Medicare Rates Oscillated But Stayed Flat

In addition, the data release showed that Medicare rates were basically flat when comparing October 2011 to December 2015, with the rate decreasing slightly from $500.74 to $496.98 during the time period. The rates fluctuated throughout the period, hovering around the $500-per-day mark.

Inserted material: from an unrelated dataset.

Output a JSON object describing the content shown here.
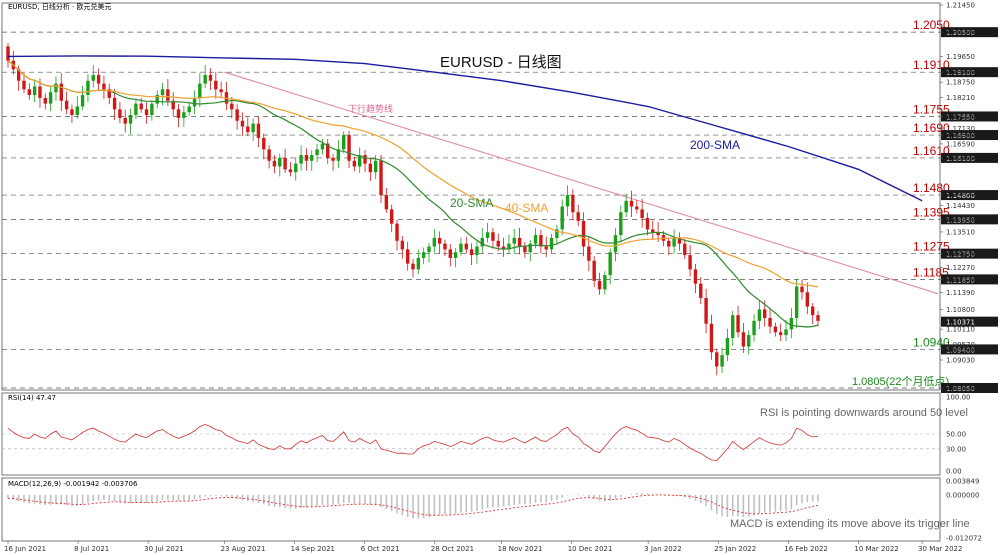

From a year-over-year perspective, rates declined -0.6% from $500.17 in December 2014 to $496.98 in December 2015.

Medicaid Rates Increased 1.3% Annually

In analyzing the Medicaid rates from October 2011 through December 2015, we found that the rates increased 5.5% over the entire period, registering a compound annual growth rate of 1.3%. The rate grew from $187.75 in October 2011 to $198.02 in December 2015. The growth in rates decelerated over the past year, with the growth rate at a mere 0.2% from 2014 to 2015. The rate rose slightly from $197.60 in December 2014 to $198.02 in December 2015. In comparison, the growth rate from December 2013 to December 2014 was 1.7%, as rates grew from $194.23 to $197.60.

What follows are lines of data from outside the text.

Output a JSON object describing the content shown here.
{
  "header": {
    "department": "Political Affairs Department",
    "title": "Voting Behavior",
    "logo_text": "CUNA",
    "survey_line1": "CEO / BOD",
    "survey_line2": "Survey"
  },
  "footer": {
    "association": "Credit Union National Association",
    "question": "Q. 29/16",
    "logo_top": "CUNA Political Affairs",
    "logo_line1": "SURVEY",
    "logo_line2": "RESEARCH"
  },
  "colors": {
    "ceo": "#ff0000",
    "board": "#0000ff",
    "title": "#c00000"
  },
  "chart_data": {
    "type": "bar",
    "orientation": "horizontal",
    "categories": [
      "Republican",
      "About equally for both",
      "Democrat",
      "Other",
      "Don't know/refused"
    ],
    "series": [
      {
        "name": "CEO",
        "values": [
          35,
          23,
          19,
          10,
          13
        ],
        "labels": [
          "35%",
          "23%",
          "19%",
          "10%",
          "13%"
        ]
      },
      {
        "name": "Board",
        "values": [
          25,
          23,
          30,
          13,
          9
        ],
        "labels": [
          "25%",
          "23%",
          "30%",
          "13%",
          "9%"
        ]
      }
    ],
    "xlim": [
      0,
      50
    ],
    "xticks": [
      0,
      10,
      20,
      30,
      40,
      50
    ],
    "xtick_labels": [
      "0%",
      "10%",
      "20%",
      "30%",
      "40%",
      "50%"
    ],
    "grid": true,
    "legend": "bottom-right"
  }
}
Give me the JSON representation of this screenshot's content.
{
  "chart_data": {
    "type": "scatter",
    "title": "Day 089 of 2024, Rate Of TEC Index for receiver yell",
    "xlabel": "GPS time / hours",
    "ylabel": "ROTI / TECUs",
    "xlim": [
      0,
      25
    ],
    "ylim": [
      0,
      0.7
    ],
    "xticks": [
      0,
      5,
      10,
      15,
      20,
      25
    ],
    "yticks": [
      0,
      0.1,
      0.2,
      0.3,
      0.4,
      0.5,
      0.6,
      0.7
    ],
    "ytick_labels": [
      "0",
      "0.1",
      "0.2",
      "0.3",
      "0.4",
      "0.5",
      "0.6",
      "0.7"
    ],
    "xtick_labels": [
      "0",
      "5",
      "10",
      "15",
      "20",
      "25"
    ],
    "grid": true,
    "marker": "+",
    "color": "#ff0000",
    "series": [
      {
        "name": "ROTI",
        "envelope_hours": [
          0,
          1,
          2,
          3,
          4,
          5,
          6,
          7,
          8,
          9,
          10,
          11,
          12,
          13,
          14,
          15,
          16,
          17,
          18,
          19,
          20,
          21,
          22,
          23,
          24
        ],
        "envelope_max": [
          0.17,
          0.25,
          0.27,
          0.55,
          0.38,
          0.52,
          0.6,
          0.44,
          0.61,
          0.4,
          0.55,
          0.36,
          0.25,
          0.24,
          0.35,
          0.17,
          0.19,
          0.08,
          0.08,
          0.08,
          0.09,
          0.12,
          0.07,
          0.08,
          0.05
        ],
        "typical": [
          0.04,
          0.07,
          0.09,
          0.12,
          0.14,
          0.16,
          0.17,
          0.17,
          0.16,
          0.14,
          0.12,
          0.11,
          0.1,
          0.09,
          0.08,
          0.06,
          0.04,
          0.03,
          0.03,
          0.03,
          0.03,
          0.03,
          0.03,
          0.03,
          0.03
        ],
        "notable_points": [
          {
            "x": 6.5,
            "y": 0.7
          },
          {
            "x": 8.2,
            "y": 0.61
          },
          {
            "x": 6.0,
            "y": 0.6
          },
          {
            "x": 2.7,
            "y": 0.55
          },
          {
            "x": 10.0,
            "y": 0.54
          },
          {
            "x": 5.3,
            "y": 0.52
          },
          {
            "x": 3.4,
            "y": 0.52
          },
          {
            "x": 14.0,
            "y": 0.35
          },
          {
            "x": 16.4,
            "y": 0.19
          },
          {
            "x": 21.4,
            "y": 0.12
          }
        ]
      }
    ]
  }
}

A Seasonal Influence on Quality and Skilled Mix?

Quality mix, which includes all payer sources but Medicaid, was flat from October 2011 to December 2015, experiencing some volatility but staying around 34.5%. Skilled mix, which represents mostly Medicare and Managed Care residents, increased by 1.6% over that same time period and was 25% as of December 2015. Quality and skilled mix typically spike in February and March each year, suggesting some seasonality. For example, in February 2015, skilled mix increased to 27.5%, up from 25.8% in December 2014, potentially caused by the flu season. We may not see the same spike in 2016, since the flu has not been as prevalent this year. The main takeaway, however, is that both skilled and quality mix have stayed relatively stable over the past few years, with skilled mix increasing slightly. The next update to the Skilled Nursing Data Report may shed more light on the seasonal influence on quality and skilled patient mix.


About Bill Kauffman

Senior Principal Bill Kauffman works with the research team in providing research and analysis in various areas including sales transactions and skilled nursing. He has lead roles in creating new and enhanced products and implementation of new processes. Prior to joining NIC he worked at Shelter Development in investing/acquiring, financing, and asset management for over $1 billion in assets. He also had key roles in the value creation and strategic planning and analysis for over 65 entities. He received his Master of Science in Finance from Loyola University Maryland and holds the Chartered Financial Analyst Designation (CFA).